I don’t really get this debate. If you use a term which people with a certain genetic heritage find offensive, simply to describe their genetic heritage, why do it, unless you want to offend them? It might get a bit bewildering for us older gents, but let’s face it us white western blokes don’t really get this discrimination stuff, because we don’t have experience of it. I am 100% certain that had I been born female, gay or black, even in the privileged baby boomer generation with a family which valued education (like I was) my life would have been significantly different to what it has been, and not in a good way. I would have had to work harder to prove myself, be a better version of myself, and some avenues might have been closed off entirely. I’d like us to be in a world where accidents of birth, the things about yourself that you can’t change, are totally irrelevant (except in matters of personal attraction). Then the need for ‘political correctness’ will disappear.
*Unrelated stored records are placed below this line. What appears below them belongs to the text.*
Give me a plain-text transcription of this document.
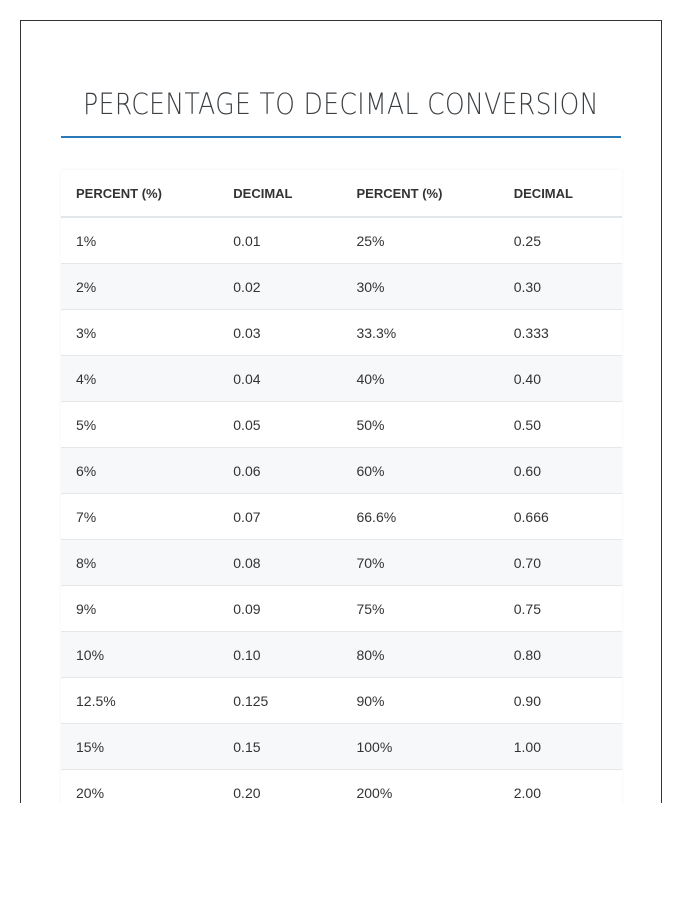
PERCENTAGE TO DECIMAL CONVERSION
PERCENT (%)	DECIMAL	PERCENT (%)	DECIMAL
1%	0.01	25%	0.25
2%	0.02	30%	0.30
3%	0.03	33.3%	0.333
4%	0.04	40%	0.40
5%	0.05	50%	0.50
6%	0.06	60%	0.60
7%	0.07	66.6%	0.666
8%	0.08	70%	0.70
9%	0.09	75%	0.75
10%	0.10	80%	0.80
12.5%	0.125	90%	0.90
15%	0.15	100%	1.00
20%	0.20	200%	2.00
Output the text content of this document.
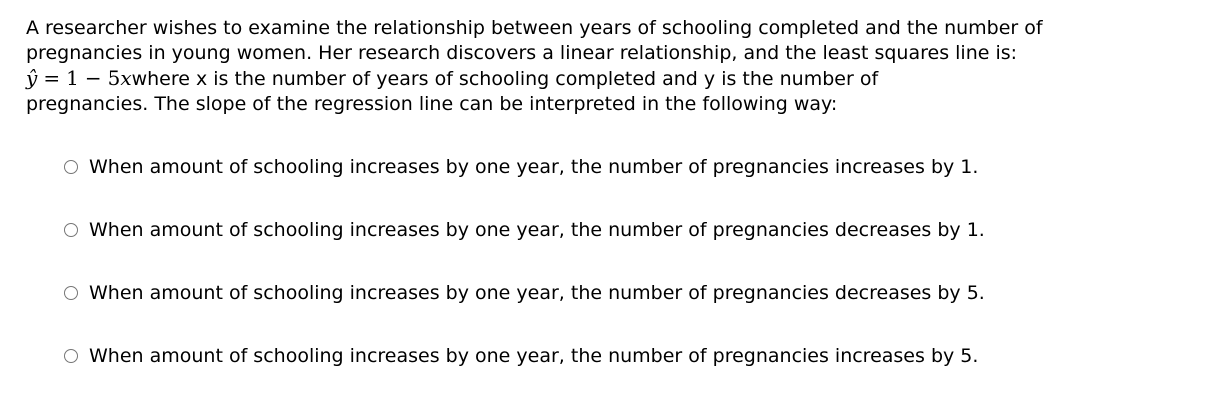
A researcher wishes to examine the relationship between years of schooling completed and the number of
pregnancies in young women. Her research discovers a linear relationship, and the least squares line is:
ŷ = 1 − 5xwhere x is the number of years of schooling completed and y is the number of
pregnancies. The slope of the regression line can be interpreted in the following way:
When amount of schooling increases by one year, the number of pregnancies increases by 1.
When amount of schooling increases by one year, the number of pregnancies decreases by 1.
When amount of schooling increases by one year, the number of pregnancies decreases by 5.
When amount of schooling increases by one year, the number of pregnancies increases by 5.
In the meantime (and this is a tragically slow process, 200 years at least and counting) perhaps huge sensitivity to diversity issues will hasten the day that we can forget about them. It’s counter intuitive to think that we need to emphasise diversity and identity to be able to bin it, but it’s a small price to pay in my view. And it both amuses me and drives me to despair when white middle aged blokes get wound up about it, indulging in their own little hissy fits of self identity politics because their lazy stereotyping is challenged, and their identity is threatened by that.
None of the above aimed at you Stainsey, I know you, like me, are just trying to work your way through this stuff.